O futuro da neurociência é promissor
O futuro da neurociência é promissor: ao que parece, com mais algumas décadas de intensa pesquisa, após esgotar as possibilidades de testes de laboratório com animais, ela descobrirá que, tão logo aprende a lidar com os impulsos mais rudimentares de sua psique, o homem deixa de se comportar fielmente segundo um padrão. Aqui, então, se dará a revolucionária descoberta: ele é também um ente autônomo, e possui uma identidade individual. É mesmo uma loucura. Mas é bom pensar que, neste dia, haverá necessidade de filósofos, e então se descobrirá, mais uma vez, que são suficientes aqueles que a humanidade já pariu.
Os neurocientistas, estudando lagostas…
Os neurocientistas, estudando lagostas, concluíram que o ser humano fracassado tende a ser física e psicologicamente mais reativo a eventos que suscitem emoções, especialmente aqueles negativos, em razão de seu baixo nível de serotonina.

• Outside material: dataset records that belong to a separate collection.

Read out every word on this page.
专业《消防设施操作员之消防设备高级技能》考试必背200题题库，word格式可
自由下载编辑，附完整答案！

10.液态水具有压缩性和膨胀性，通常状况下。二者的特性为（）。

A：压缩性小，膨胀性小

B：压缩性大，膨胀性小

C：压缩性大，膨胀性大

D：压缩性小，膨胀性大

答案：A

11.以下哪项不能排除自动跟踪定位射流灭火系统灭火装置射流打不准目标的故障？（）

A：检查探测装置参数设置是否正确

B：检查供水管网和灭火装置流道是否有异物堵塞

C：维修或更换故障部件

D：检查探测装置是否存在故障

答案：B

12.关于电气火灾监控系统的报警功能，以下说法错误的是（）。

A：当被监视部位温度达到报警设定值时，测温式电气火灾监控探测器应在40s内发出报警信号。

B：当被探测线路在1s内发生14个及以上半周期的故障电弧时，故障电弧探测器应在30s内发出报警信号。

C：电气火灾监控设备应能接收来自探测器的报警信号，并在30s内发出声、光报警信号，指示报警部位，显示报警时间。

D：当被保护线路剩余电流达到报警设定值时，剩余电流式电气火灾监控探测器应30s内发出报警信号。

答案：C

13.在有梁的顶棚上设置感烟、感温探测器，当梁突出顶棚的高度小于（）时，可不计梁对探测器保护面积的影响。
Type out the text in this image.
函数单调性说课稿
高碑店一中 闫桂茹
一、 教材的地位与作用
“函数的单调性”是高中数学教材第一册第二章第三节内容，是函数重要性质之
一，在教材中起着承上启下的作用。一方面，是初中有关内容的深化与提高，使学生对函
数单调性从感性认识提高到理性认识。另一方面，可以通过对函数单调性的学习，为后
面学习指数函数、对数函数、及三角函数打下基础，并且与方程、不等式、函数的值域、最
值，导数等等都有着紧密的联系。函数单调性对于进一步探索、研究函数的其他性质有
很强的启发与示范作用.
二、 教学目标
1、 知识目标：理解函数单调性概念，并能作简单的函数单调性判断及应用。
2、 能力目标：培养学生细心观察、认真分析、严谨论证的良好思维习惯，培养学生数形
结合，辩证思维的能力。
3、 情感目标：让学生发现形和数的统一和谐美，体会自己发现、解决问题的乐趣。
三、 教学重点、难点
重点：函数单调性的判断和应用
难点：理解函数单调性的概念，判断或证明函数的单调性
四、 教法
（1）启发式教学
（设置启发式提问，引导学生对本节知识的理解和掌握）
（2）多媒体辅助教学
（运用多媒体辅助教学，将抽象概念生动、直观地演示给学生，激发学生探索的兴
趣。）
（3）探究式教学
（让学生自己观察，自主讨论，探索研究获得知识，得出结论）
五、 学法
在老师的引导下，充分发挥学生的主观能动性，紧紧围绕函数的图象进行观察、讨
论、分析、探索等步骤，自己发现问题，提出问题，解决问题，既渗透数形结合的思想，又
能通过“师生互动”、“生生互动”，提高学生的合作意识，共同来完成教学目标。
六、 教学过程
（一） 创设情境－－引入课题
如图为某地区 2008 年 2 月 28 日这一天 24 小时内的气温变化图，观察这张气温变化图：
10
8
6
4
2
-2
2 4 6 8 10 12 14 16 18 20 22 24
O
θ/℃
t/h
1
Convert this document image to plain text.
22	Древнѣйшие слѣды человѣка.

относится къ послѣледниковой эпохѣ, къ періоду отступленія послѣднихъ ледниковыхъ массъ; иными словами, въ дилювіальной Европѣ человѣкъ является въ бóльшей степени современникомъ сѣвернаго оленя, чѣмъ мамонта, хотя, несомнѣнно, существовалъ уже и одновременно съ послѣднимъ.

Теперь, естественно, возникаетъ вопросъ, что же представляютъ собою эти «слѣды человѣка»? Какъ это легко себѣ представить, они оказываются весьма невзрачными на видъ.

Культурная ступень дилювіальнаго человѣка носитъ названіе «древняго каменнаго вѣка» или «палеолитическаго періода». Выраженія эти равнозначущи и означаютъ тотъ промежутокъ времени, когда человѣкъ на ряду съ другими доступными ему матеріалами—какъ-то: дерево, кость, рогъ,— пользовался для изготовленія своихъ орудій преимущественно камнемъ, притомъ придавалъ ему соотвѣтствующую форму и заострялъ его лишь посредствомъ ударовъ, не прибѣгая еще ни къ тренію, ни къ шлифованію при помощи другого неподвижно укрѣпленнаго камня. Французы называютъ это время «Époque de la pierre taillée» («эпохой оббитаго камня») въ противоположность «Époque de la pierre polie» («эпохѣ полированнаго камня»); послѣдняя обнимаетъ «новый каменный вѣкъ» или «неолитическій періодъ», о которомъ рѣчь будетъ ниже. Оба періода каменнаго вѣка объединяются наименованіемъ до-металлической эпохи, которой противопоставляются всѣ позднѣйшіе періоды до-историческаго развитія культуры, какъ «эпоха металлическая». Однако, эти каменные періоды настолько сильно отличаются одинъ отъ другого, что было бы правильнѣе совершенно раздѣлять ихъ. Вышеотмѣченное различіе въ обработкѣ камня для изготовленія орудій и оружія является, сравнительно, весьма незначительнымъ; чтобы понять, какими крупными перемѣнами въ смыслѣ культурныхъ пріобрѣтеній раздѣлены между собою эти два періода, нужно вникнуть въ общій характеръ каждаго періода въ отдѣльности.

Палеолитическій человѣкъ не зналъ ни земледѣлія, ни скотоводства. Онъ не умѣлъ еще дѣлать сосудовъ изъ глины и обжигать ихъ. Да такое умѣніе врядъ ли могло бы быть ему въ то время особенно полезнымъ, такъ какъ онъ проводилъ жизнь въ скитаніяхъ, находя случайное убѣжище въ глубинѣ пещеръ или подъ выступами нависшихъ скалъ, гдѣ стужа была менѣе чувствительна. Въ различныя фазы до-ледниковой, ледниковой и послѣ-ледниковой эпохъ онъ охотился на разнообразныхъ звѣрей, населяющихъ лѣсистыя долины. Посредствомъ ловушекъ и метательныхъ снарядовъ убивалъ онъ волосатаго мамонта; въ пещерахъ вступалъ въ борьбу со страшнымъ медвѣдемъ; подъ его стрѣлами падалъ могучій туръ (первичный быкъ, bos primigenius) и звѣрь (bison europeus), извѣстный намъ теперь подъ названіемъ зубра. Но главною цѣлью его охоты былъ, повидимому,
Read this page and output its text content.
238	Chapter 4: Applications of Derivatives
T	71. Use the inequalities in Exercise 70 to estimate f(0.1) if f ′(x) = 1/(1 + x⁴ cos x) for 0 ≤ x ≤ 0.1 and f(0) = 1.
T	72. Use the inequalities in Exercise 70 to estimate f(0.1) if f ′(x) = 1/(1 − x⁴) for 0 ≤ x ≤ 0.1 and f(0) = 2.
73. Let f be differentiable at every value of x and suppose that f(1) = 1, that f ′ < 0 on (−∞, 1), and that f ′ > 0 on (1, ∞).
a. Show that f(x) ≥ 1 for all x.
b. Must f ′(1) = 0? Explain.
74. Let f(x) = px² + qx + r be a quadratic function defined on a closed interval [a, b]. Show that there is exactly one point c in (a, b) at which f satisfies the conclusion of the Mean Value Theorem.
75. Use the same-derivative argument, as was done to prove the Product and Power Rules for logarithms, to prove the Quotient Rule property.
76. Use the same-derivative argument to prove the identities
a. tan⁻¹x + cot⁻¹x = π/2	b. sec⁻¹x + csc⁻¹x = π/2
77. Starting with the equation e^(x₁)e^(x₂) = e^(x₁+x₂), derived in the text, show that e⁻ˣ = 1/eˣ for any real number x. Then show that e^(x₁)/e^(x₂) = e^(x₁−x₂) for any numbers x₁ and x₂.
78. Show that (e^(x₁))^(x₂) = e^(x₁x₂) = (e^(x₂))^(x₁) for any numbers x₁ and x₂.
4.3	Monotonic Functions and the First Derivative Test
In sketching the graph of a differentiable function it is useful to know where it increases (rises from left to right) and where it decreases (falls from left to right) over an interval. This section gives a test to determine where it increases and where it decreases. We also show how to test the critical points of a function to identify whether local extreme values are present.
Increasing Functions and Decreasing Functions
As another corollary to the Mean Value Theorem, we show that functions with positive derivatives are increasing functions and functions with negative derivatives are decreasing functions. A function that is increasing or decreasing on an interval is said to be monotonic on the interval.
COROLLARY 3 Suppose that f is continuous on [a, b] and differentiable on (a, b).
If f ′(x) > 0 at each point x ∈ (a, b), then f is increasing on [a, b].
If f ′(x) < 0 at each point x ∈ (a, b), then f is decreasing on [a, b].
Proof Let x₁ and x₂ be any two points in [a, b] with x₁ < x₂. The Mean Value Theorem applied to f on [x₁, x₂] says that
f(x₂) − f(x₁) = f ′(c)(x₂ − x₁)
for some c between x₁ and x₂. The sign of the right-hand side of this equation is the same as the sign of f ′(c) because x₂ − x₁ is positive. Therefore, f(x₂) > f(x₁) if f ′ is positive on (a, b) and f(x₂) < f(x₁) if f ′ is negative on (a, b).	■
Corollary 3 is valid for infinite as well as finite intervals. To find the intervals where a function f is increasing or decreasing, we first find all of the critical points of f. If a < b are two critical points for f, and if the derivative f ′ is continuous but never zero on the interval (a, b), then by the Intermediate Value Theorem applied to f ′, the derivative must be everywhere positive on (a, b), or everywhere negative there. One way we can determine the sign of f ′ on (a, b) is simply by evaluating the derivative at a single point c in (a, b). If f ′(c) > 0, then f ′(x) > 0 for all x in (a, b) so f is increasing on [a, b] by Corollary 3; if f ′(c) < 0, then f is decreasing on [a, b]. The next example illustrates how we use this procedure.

Em contrapartida, o ser humano bem-sucedido terá a disposição contrária: será menos reativo, menos alerta, distinguindo-se como alguém calmo e confiante. Ah, como são lindas as simplificações! Será mesmo que, salvo em casos extremos, o homem fracassado torna-se reativo e psicologicamente frágil, enquanto o homem de sucesso uma espécie de fortaleza psicológica, serena e em paz? Ou será que, com maior frequência, quando se vence a adolescência psicológica, o fracasso ensina humildade e o sucesso tende a inflar o amor-próprio, o qual aprisiona, perturba, paralisa, e afinal provoca um desgosto tão severo que o homem humilde só com muito esforço consegue conceber? Qual deles será que mais teme o fracasso? Qual deles mais se inquieta com o que tem a perder?… Esse é o maior problema da ciência. O homem maduro, que não se resume a um amontoado de moléculas, se voltar os olhos ao passado, seguramente dirá: “Graças a Deus fracassei”.